Fordham Bedford Housing Corporation will acquire and renovate 283 apartments in six buildings in the northwest Bronx, thanks to a $23 million loan from the city’s new Acquisition Fund. It’s the first loan made through the $230 million initiative.
Commissioner Shaun Donovan of the Department of Housing Preservation and Development announced the loan on June 27 in front of 2825 Webb Ave., one of the apartment buildings acquired through the fund.
He was joined by representatives of the Fordham Bedford Housing Corporation (FBHC), Enterprise New York, and several banks and foundations that invested in the fund, which is a centerpiece of the mayor’s "New Housing Marketplace" plan to build or preserve 165,000 units of housing for 500,000 New Yorkers.
"The point is not just to fix up the buildings," Donovan said, "but also to make sure, over the next 10, 20 or 30 years that these buildings stay affordable."
Marisol Rodriguez, a mother of three who lives in 2825 Webb and runs a daycare center nearby, said she was relieved that the building will remain affordable, especially because it’s the nicest building she’s ever lived in.
"It’s very difficult to live in New York on my income and not have to step over cracked bottles and worry about who got shot," Rodriguez said. "And this is one neighborhood where you don’t have that."
The Acquisition Fund was created to help nonprofit developers compete with commercial developers, who can often move much faster to buy buildings because of the money and resources they have.
Donovan said the fund has become a model for other cities, like Chicago and Los Angeles, where officials want to create a similar resource.
The advantage the fund gives to nonprofit developers is timing, said Abby Jo Sigal, vice president of Enterprise New York, which is managing the fund.
"When people want to sell property, they want to sell it now," Sigal said. "What this fund does is enable you to close and then secure all the financing."
For FBHC, having resources makes a big difference in its ability to acquire buildings, said executive director John Reilly.
"We’ve been at a particular disadvantage since the prices have gone up so much," Reilly said. A lot of owners make money because the price of their property goes up, he said, but FBHC isn’t interested in selling or making a profit – Reilly plans to renovate the buildings while keeping them affordable for the long-term.
Douglas Sachs of Sachson Realty, the former owner of 2825 Webb and the other five buildings, said his family had owned some of the properties since 1936 and wanted to sell them to someone who would maintain them and keep the rents affordable. Sachs had worked with Fordham Bedford in the past and was pleased to see them take over the buildings.
The other buildings sold to Fordham Bedford are 200 E. Mosholu Parkway, 457 E. 187th St., 111 W. 183rd St., 1874 Loring Pl., and 2065 Davidson Ave.

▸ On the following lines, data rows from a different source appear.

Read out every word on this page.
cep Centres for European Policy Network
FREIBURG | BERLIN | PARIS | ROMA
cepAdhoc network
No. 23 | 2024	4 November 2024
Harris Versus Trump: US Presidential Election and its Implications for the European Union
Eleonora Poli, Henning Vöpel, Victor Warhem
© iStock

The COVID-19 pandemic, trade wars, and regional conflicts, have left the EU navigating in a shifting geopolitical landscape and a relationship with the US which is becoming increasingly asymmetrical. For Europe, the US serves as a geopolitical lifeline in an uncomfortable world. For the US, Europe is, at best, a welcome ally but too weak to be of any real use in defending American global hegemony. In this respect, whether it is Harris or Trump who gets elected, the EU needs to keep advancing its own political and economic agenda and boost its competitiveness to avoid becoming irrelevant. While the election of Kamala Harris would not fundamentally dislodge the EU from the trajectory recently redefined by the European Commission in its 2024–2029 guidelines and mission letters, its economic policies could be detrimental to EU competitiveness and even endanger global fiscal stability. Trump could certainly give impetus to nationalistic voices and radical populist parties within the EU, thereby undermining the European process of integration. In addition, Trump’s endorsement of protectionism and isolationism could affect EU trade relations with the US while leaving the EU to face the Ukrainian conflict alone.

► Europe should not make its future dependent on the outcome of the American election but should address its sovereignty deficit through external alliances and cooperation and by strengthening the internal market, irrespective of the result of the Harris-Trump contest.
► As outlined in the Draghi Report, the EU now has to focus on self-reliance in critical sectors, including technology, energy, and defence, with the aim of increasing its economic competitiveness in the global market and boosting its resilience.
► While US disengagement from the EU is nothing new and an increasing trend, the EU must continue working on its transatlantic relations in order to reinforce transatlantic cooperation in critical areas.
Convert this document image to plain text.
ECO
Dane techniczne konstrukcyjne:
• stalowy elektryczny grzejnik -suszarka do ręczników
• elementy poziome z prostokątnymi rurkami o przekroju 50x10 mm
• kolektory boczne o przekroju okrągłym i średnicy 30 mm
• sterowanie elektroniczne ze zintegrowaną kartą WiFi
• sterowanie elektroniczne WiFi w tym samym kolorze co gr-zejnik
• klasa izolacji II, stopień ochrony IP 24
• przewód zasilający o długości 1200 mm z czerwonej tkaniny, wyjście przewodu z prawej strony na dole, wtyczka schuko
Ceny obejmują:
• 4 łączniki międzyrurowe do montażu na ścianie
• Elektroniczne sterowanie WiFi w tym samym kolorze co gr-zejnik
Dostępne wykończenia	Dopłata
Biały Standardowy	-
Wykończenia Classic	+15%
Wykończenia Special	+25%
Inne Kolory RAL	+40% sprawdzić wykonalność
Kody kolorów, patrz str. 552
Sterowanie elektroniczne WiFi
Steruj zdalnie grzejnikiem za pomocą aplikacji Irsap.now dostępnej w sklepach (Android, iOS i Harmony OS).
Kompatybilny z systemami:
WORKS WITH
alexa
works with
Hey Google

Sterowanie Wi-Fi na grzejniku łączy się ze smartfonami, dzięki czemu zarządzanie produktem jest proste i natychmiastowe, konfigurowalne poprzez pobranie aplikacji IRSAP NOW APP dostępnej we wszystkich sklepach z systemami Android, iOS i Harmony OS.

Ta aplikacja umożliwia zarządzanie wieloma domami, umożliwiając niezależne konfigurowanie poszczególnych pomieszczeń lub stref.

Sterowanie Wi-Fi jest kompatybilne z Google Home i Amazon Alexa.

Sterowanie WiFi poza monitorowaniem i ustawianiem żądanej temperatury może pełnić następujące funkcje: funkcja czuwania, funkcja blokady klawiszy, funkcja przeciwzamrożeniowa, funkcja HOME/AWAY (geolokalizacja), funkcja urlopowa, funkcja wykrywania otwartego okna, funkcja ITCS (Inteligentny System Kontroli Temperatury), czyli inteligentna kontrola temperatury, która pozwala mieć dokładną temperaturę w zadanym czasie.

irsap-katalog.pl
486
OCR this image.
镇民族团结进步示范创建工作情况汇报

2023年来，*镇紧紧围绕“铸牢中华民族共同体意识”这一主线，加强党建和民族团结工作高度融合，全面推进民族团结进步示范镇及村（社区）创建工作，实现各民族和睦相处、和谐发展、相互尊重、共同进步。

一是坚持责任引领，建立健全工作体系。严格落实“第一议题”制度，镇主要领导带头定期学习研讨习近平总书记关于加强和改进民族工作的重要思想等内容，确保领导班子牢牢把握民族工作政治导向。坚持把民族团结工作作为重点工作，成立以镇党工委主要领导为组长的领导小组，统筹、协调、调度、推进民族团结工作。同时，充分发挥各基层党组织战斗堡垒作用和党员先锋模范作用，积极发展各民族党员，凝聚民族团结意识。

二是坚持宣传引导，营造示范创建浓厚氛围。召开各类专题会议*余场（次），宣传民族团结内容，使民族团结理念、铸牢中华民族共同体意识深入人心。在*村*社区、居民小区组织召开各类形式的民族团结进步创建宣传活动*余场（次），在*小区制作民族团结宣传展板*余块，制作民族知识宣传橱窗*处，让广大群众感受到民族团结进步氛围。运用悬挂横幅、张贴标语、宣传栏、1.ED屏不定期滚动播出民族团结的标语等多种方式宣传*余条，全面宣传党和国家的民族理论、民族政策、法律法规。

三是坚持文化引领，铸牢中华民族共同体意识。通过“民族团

There are four projects currently in the pipeline with financing from the Acquisition Fund, Sigal said. The $23 million loan to Fordham Bedford is the largest in Enterprise’s history and makes up 10 percent of the fund. The other projects underway are supportive housing developments linked to services (such as transitional housing for formerly homeless people).
The $230 million Acquisition Fund is made up of $8 million in city funding, $32.6 million from foundations, a $12.5 million challenge grant from the Starr Foundation (a New York-based nonprofit) and $190 million from banks and financial institutions.